Même les missions de reconnaissance étaient compliquées!
Quelques jours plus tard, débarque un officier subalterne SS, avec un superbe palmarès de planqué, qui n'avait jamais foutu les pieds à moins de 1000 bornes de la moindre ligne de front. A peine arrivé, il traite les débris de la compagnie - ils étaient, encore, entre 30 et 40 pinpins! - comme d'infâmes "sous-merdes", couardes & lâches!...
Vous allez voir, avec moi, çà va changer! ...
Allez, hop, mission de reconnaissance, vite fait, en première ligne (dans le bocage)!

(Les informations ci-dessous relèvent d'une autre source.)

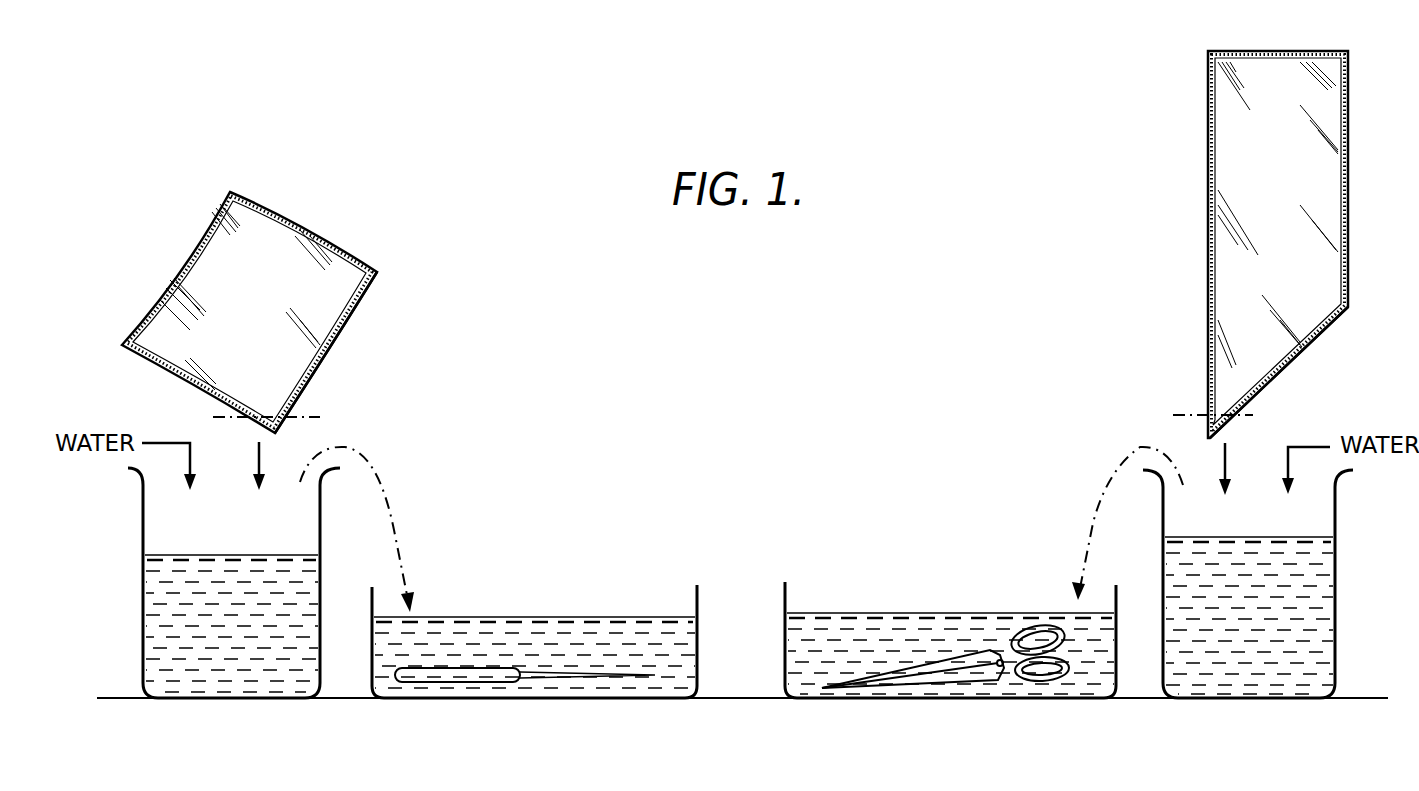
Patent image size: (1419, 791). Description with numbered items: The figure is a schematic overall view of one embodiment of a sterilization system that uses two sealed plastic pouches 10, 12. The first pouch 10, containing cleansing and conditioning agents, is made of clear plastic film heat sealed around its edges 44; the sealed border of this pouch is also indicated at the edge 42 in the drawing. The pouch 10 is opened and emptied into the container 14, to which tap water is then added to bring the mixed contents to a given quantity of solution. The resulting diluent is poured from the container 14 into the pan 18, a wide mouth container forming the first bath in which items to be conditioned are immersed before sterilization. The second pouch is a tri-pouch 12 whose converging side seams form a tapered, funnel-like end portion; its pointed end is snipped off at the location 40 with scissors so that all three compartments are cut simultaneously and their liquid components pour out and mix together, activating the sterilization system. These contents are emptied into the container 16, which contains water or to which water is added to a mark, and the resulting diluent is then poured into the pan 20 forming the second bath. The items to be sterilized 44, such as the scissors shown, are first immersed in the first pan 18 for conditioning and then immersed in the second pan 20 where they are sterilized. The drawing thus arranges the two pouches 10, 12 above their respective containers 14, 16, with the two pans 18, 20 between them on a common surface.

The sealed plastic pouch 10 is at (298, 250).
The tri-pouch 12 is at (1226, 172).
The container 14 is at (143, 565).
The container 16 is at (1337, 513).
The pan 18 is at (698, 598).
The pan 20 is at (785, 592).
The snip-off point 40 is at (1188, 413).
The edge of sheet 42 is at (338, 310).
The heat sealed edges 44 is at (600, 632).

... Euh, Herr Leutnant, ce n'est pas pour vous décourager, mais çà pète grave dès qu'on s'approche un peu trop! ... Nouvelle rafale de qualificatifs dévalorisants, menaces de falot (Conseil de guerre) et les gars, résignés, s'équipent et partent en expédition! Arrivés près de la zone "chaude", ils réitèrent leurs conseils de prudence, se font, encore, une fois, insulter par leur nouveau supérieur, qui, dès lors, prend la tête de la "colonne" pour leur montrer comment se conçoit le "courage", qualité militaire essentielle! Cà n'avait pas raté, l'imbécile inexpérimenté, parvenu, en rampant en haut d'une petite élévation, s'était pris une rafale de mitrailleuse, qui lui avait découpé la nuque de son casque, sa vareuse, son ceinturon et son fute, quasiment selon l'axe des coutures! Fin de la mission de reconnaissance, retour de l'officier, brutalement silencieux, tenant, piteusement, à deux mains ses deux morceaux de bénard, avec des blessures physiques légères mais une très grosse blessure morale ! Ils ne le reverront plus jamais!
On leur avait, aussi, expédié une petite troupe de jeunes Hitlerjugend, de 14-15 ans d'âge, qui, en guise de récompense, avaient décroché l'honneur de "vivre", quelques heures, comme les "fiers" combattants du front. La séance "d'immersion" avait très vite virée, pour les pôvres gamins impréparés, à la panique générale, à la crise de nerfs collective, au mouillage de culotte , à la chiasse incontrôlable, avant qu'on ne vienne les récupérer, pour les rapatrier, dans l'urgence, vers la gare la plus proche, à destination de l'Allemagne!